National hunt races the whole year round, with up to five meetings a day. It is the second most popular sport in spectator terms in the UK and Ireland, where the big jumping festivals of Cheltenham and Aintree run for four days to packed houses.
The top steeplechasers and hurdlers are possibly bigger stars than their blue-blooded flat racing cousins.
Steeplechasing, though, has a minor presence in this part of the world, popular in just one Australian state, Victoria, where it is dogged by a vociferous band of animal rights activists. In New Zealand, there is effectively half a meeting a week over winter. In the other important markets for New Zealand thoroughbreds, Singapore and Hong Kong, it has no presence at all.
But while New Zealand may not produce the out-and-out stayer of yesteryear, it has been doing brilliantly with its new breed.
We have seen Karaka graduates So You Think and Little Bridge flying New Zealand Bloodstock's colours among the European bluebloods at Royal Ascot, where both claimed group one victories.
So You Think was also one of the favourites in one of the greatest tests of a thoroughbred, the Prix de l'Arc de Triomphe.
New Zealand 3-year-olds are still doing the job in Southern Hemisphere classic races.
New Zealand-bred horses and Karaka graduates won six Derbies last year - the VRC, New Zealand, Perak, Hong Kong, Singapore and South Australian derbies - making it a stunning 18 Derby victories since 2010.
While the Melbourne Cup may now be a few hundred metres too far, Karaka graduate Ocean Park claimed the fifth Cox Plate victory in the last six years for New Zealand horses.
In fact, New Zealand has bred 25 of the last 50 Cox Plate winners, the WFA championship of Australia and arguably the most important race for breeding in this part of the world.
Kiwi horses have won over a quarter of all Australia's group one three-year-old races since 2000 and a third of those over 2000m or more.
Karaka graduates won eight of the 11 2012 Hong Kong Champion Awards, including a clean sweep of the Champion Sprinter, Miler, Middle-Distance and Stayer Awards, plus the Horse of the Year crown.
Often a mark of a champion racehorse is its ability to perform through its classic 3-year-old season.
Group one races for this age include some of the turf's richest events and last season in Australia and New Zealand offered more than $18 million.
Indeed, a Melbourne Cup can be seen as a detriment to a stallion's career, and though So You Think ran a gallant fourth in his attempt in 2011, it may have counted against him joining Coolmore Australia's select stallion band as he has this year on his retirement.
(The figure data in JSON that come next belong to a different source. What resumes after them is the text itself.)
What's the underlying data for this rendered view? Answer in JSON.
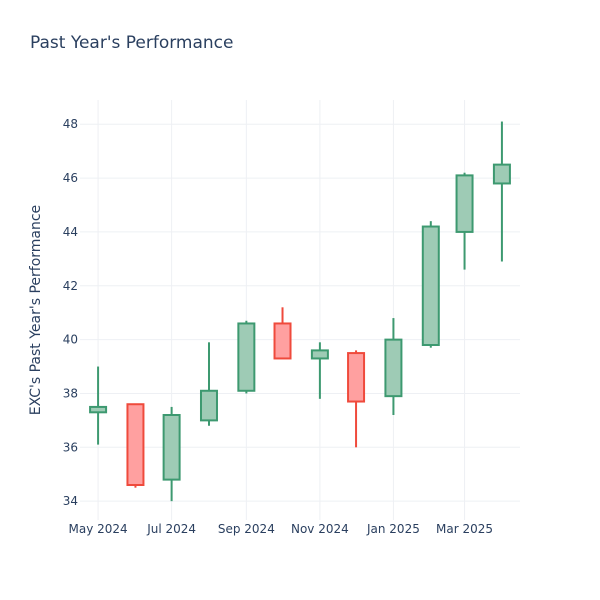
{
  "chart_data": {
    "type": "candlestick",
    "title": "Past Year's Performance",
    "xlabel": "",
    "ylabel": "EXC's Past Year's Performance",
    "ylim": [
      33.3,
      48.9
    ],
    "yticks": [
      34,
      36,
      38,
      40,
      42,
      44,
      46,
      48
    ],
    "xticks": [
      {
        "label": "May 2024",
        "date": "2024-05-01"
      },
      {
        "label": "Jul 2024",
        "date": "2024-07-01"
      },
      {
        "label": "Sep 2024",
        "date": "2024-09-01"
      },
      {
        "label": "Nov 2024",
        "date": "2024-11-01"
      },
      {
        "label": "Jan 2025",
        "date": "2025-01-01"
      },
      {
        "label": "Mar 2025",
        "date": "2025-03-01"
      }
    ],
    "grid": true,
    "increasing_color": "#3d9970",
    "increasing_fill": "#9ecbb5",
    "decreasing_color": "#ef4a3c",
    "decreasing_fill": "#ffa0a0",
    "candles": [
      {
        "date": "2024-05-01",
        "open": 37.3,
        "high": 39.0,
        "low": 36.1,
        "close": 37.5
      },
      {
        "date": "2024-06-01",
        "open": 37.6,
        "high": 37.6,
        "low": 34.5,
        "close": 34.6
      },
      {
        "date": "2024-07-01",
        "open": 34.8,
        "high": 37.5,
        "low": 34.0,
        "close": 37.2
      },
      {
        "date": "2024-08-01",
        "open": 37.0,
        "high": 39.9,
        "low": 36.8,
        "close": 38.1
      },
      {
        "date": "2024-09-01",
        "open": 38.1,
        "high": 40.7,
        "low": 38.0,
        "close": 40.6
      },
      {
        "date": "2024-10-01",
        "open": 40.6,
        "high": 41.2,
        "low": 39.3,
        "close": 39.3
      },
      {
        "date": "2024-11-01",
        "open": 39.3,
        "high": 39.9,
        "low": 37.8,
        "close": 39.6
      },
      {
        "date": "2024-12-01",
        "open": 39.5,
        "high": 39.6,
        "low": 36.0,
        "close": 37.7
      },
      {
        "date": "2025-01-01",
        "open": 37.9,
        "high": 40.8,
        "low": 37.2,
        "close": 40.0
      },
      {
        "date": "2025-02-01",
        "open": 39.8,
        "high": 44.4,
        "low": 39.7,
        "close": 44.2
      },
      {
        "date": "2025-03-01",
        "open": 44.0,
        "high": 46.2,
        "low": 42.6,
        "close": 46.1
      },
      {
        "date": "2025-04-01",
        "open": 45.8,
        "high": 48.1,
        "low": 42.9,
        "close": 46.5
      }
    ]
  }
}
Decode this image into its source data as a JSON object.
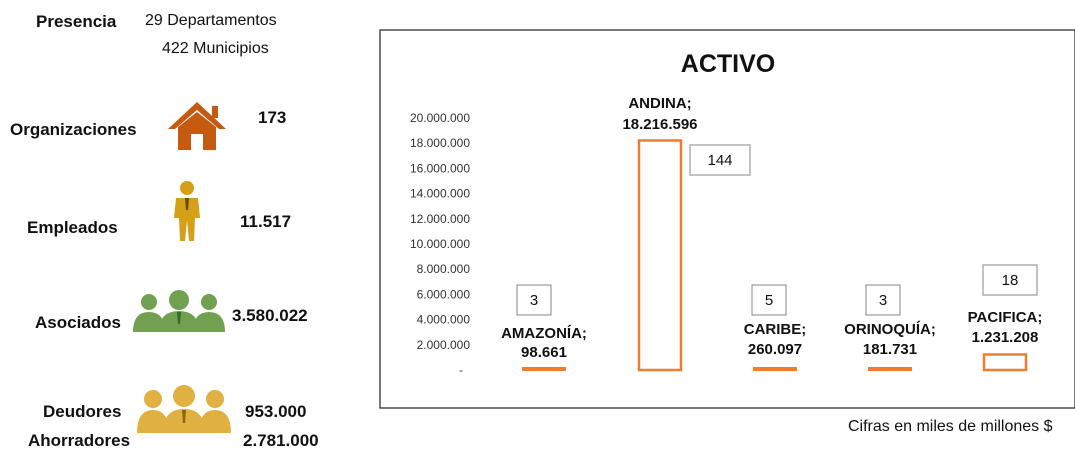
{
  "presence": {
    "label": "Presencia",
    "departments": "29 Departamentos",
    "municipalities": "422 Municipios"
  },
  "stats": [
    {
      "label": "Organizaciones",
      "value": "173",
      "icon": "house-icon",
      "color": "#c55a11"
    },
    {
      "label": "Empleados",
      "value": "11.517",
      "icon": "employee-icon",
      "color": "#d4a017"
    },
    {
      "label": "Asociados",
      "value": "3.580.022",
      "icon": "group-icon",
      "color": "#70a050"
    },
    {
      "label": "Deudores",
      "value": "953.000",
      "icon": "group-icon",
      "color": "#e0b040"
    },
    {
      "label": "Ahorradores",
      "value": "2.781.000"
    }
  ],
  "chart_data": {
    "type": "bar",
    "title": "ACTIVO",
    "categories": [
      "AMAZONÍA",
      "ANDINA",
      "CARIBE",
      "ORINOQUÍA",
      "PACIFICA"
    ],
    "values": [
      98661,
      18216596,
      260097,
      181731,
      1231208
    ],
    "value_labels": [
      "98.661",
      "18.216.596",
      "260.097",
      "181.731",
      "1.231.208"
    ],
    "counts": [
      "3",
      "144",
      "5",
      "3",
      "18"
    ],
    "ylim": [
      0,
      20000000
    ],
    "yticks": [
      "-",
      "2.000.000",
      "4.000.000",
      "6.000.000",
      "8.000.000",
      "10.000.000",
      "12.000.000",
      "14.000.000",
      "16.000.000",
      "18.000.000",
      "20.000.000"
    ],
    "bar_color": "#ed7d31",
    "footnote": "Cifras en miles de millones $"
  }
}
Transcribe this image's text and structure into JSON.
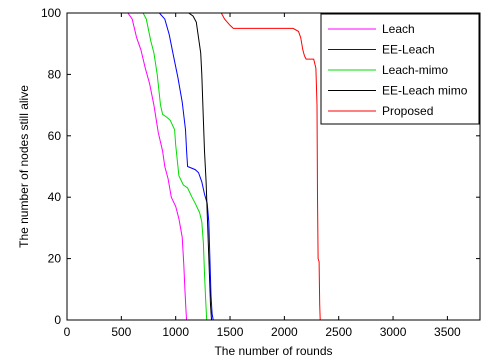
{
  "chart_data": {
    "type": "line",
    "xlabel": "The number of rounds",
    "ylabel": "The number of nodes still alive",
    "xlim": [
      0,
      3800
    ],
    "ylim": [
      0,
      100
    ],
    "xticks": [
      0,
      500,
      1000,
      1500,
      2000,
      2500,
      3000,
      3500
    ],
    "yticks": [
      0,
      20,
      40,
      60,
      80,
      100
    ],
    "grid": false,
    "legend_position": "top-right",
    "series": [
      {
        "name": "Leach",
        "color": "#ff00ff",
        "points": [
          [
            0,
            100
          ],
          [
            560,
            100
          ],
          [
            600,
            98
          ],
          [
            640,
            92
          ],
          [
            680,
            88
          ],
          [
            720,
            82
          ],
          [
            760,
            77
          ],
          [
            800,
            70
          ],
          [
            840,
            61
          ],
          [
            880,
            55
          ],
          [
            900,
            50
          ],
          [
            930,
            46
          ],
          [
            960,
            40
          ],
          [
            1000,
            37
          ],
          [
            1030,
            33
          ],
          [
            1060,
            27
          ],
          [
            1075,
            18
          ],
          [
            1085,
            10
          ],
          [
            1095,
            3
          ],
          [
            1100,
            0
          ]
        ]
      },
      {
        "name": "EE-Leach",
        "color": "#0000ff",
        "points": [
          [
            0,
            100
          ],
          [
            850,
            100
          ],
          [
            900,
            98
          ],
          [
            940,
            93
          ],
          [
            980,
            86
          ],
          [
            1020,
            79
          ],
          [
            1060,
            71
          ],
          [
            1090,
            62
          ],
          [
            1100,
            55
          ],
          [
            1110,
            50
          ],
          [
            1180,
            49
          ],
          [
            1210,
            48
          ],
          [
            1240,
            45
          ],
          [
            1265,
            41
          ],
          [
            1290,
            38
          ],
          [
            1305,
            32
          ],
          [
            1315,
            20
          ],
          [
            1325,
            8
          ],
          [
            1335,
            2
          ],
          [
            1345,
            0
          ]
        ]
      },
      {
        "name": "Leach-mimo",
        "color": "#00dd00",
        "points": [
          [
            0,
            100
          ],
          [
            700,
            100
          ],
          [
            730,
            98
          ],
          [
            770,
            91
          ],
          [
            800,
            87
          ],
          [
            830,
            80
          ],
          [
            860,
            70
          ],
          [
            880,
            67
          ],
          [
            920,
            66
          ],
          [
            950,
            65
          ],
          [
            990,
            62
          ],
          [
            1000,
            57
          ],
          [
            1030,
            47
          ],
          [
            1070,
            44
          ],
          [
            1110,
            43
          ],
          [
            1150,
            40
          ],
          [
            1180,
            38
          ],
          [
            1220,
            35
          ],
          [
            1240,
            32
          ],
          [
            1255,
            25
          ],
          [
            1265,
            15
          ],
          [
            1275,
            7
          ],
          [
            1285,
            0
          ]
        ]
      },
      {
        "name": "EE-Leach mimo",
        "color": "#000000",
        "points": [
          [
            0,
            100
          ],
          [
            1120,
            100
          ],
          [
            1160,
            99
          ],
          [
            1190,
            97
          ],
          [
            1210,
            92
          ],
          [
            1230,
            87
          ],
          [
            1240,
            80
          ],
          [
            1255,
            65
          ],
          [
            1265,
            55
          ],
          [
            1280,
            45
          ],
          [
            1290,
            35
          ],
          [
            1300,
            25
          ],
          [
            1310,
            15
          ],
          [
            1320,
            5
          ],
          [
            1330,
            0
          ]
        ]
      },
      {
        "name": "Proposed",
        "color": "#ff0000",
        "points": [
          [
            0,
            100
          ],
          [
            1420,
            100
          ],
          [
            1450,
            98
          ],
          [
            1500,
            96
          ],
          [
            1530,
            95
          ],
          [
            2080,
            95
          ],
          [
            2130,
            94
          ],
          [
            2150,
            92
          ],
          [
            2170,
            88
          ],
          [
            2185,
            86
          ],
          [
            2200,
            85
          ],
          [
            2270,
            85
          ],
          [
            2290,
            82
          ],
          [
            2300,
            70
          ],
          [
            2305,
            40
          ],
          [
            2310,
            20
          ],
          [
            2320,
            19
          ],
          [
            2325,
            5
          ],
          [
            2330,
            0
          ]
        ]
      }
    ]
  }
}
So New Zealand Bloodstock's Karaka Yearling Sales, which begin tomorrow and run to February 4, are still a magnet for the top owners and trainers of Australia and Asia.
Last year, Australian buyers spent $32 million on New Zealand horses, while those from Hong Kong spent just over $12 million and Singapore owners a little under $4 million.
New Zealand trainers, who often have satellite stables in Australia and Asia, spent $25,851,300.
Sales are still down from the pre-economic crisis days of 2008, when $111 million was spent. But the ship has been steadily righting and this week buyers will be out in force looking for the next New Zealand champion.